Below are a sample of hypotheses found in the research literature on race and ethnicity and their intersection with other variables, such as age, socioeconomic status, and sexual preference:

• Contact Hypothesis: Interracial contact is associated with more positive racial attitudes, especially among Whites and some effects are appreciable.
• Cumulative Disadvantage Hypothesis: Predicts that initial advantages and disadvantages compound and produce diverging health trajectories as individuals age. Rationale: Given the structural disadvantages that people of color face across multiple domains of the life course, the cumulative disadvantage hypothesis predicts that racial-ethnic health disparities increase with age. (Brown, O’Rand & Adkins (2012)^[15].
• Ethnicity Hypothesis: Ethnic minorities engage more in social activities than Whites of comparable socioeconomic status. Rationale: The relatively smaller, more cohesive ethnic group is able to exert pressure on the individual member to conform to the norms of the respective ethnic affiliation. (Antunes and Gaitz 1975)^[16].
• LGBT-POC (People of Color) Hypothesis: These individuals may experience unique stressors associated with their dual minority status, including simultaneously being subjected to multiple forms of microaggressions (brief, daily assaults which can be social or environmental, verbal or nonverbal, intentional or unintentional). Within LGBT communities, LGBT-POC may experience racism in dating relationships and social networks. Rationale: Racial/ethnic minority individuals have reported exclusion from LGBT community events and spaces. For example, certain gay bars have been noted for refusing entry of African Americans and providing poorer service to Black patrons. (Balsam et al. 2011)^[17].
• Persistent Inequality Hypothesis: Predicts that racial-ethnic inequalities in health remain stable with age. Rationale: Socio-economic conditions and race-ethnicity are considered “fundamental causes” of disease and illness because of their persistent association with health over time regardless of changing intermediate mechanisms. (Brown, O’Rand & Atkins (2012).
• Statistical Discrimination or Profiling Hypothesis: In this situation, an individual or firm uses overall beliefs about a group to make decisions about an individual from that group.

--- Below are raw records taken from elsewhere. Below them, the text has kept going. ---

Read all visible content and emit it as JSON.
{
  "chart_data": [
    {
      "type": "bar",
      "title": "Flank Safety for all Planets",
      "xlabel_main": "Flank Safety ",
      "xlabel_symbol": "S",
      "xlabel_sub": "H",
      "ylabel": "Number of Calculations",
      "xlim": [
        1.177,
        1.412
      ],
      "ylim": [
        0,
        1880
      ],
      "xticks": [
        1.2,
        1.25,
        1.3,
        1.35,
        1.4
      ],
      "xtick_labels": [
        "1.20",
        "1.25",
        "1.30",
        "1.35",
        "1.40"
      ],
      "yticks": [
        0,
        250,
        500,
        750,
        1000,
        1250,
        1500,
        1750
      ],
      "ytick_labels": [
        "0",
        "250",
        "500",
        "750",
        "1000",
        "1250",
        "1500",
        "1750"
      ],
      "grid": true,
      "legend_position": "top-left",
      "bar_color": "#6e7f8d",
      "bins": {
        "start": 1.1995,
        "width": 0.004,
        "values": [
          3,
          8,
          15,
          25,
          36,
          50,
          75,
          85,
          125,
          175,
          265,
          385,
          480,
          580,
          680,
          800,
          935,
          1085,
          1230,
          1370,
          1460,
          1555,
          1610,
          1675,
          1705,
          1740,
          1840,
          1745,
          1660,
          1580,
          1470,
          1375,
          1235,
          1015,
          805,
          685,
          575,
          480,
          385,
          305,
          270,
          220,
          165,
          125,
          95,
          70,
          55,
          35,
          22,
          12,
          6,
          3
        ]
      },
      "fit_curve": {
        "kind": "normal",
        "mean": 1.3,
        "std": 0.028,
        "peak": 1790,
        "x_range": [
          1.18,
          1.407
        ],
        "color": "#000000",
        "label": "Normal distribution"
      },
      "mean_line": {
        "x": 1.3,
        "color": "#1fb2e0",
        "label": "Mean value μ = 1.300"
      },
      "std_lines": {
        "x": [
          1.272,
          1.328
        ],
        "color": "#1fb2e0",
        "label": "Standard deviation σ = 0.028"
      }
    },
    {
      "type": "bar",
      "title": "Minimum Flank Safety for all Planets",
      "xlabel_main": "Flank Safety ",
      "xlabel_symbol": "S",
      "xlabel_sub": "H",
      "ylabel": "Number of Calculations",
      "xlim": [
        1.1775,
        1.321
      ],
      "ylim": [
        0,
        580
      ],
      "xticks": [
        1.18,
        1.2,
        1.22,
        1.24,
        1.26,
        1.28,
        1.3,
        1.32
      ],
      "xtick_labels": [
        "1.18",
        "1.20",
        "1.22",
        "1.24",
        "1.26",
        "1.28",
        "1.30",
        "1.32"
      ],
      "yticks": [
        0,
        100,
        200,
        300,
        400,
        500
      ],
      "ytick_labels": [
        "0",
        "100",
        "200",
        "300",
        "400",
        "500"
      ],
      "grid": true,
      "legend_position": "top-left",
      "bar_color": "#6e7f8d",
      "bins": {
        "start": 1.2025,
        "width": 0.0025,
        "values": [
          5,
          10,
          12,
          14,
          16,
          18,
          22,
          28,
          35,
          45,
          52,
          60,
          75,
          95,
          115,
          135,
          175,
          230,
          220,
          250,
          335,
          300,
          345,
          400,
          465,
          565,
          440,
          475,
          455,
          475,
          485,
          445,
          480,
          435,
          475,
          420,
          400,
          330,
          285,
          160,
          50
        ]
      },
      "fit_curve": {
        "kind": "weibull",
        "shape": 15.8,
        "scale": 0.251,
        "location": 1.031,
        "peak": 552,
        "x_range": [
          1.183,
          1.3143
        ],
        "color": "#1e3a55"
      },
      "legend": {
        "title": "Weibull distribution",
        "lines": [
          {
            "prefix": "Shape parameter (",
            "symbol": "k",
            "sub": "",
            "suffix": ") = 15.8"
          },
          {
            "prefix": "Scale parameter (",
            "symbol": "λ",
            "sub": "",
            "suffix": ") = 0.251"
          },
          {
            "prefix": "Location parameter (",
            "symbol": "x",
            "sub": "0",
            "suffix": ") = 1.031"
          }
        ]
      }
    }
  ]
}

The perceived group characteristics are assumed to apply to the individual. Thus, statistical discrimination may result in an individual member of the disadvantaged group being treated in a way that does not focus on his or her own capabilities. (National Academies Press 2004)^[18].
• Weathering Hypothesis: Chronic exposure to social and economic disadvantage leads to accelerated decline in physical health outcomes and could partially explain racial disparities in a wide array of health conditions. (Forde, Crookes, Suglia & Demmer 2019)^[19].

Author’s Comment: The above reminds us that the journey of “equity-mindedness” is really about doing anti-racism, anti-oppression, and anti-colonialism work. Thus, statistics must be socially just in its methods as well as its intentions.

Writing this OER book has reinforced the importance of upholding dharma (ethical and moral righteousness) when planning and implementing a study. Not only do we have to be careful about “bias creep,” but be careful about the unintended deleterious effects of conclusions reached.

Thank you all for staying committed to this journey! I take this opportunity to acknowledge the group Sweet Honey in the Rock, which celebrates its 50th Anniversary this year of singing social justice songs. Their debut began in 1973 at a workshop at Howard University, a historically Black college in Washington, DC. It was their creative songs that motivated me each day to write this OER book.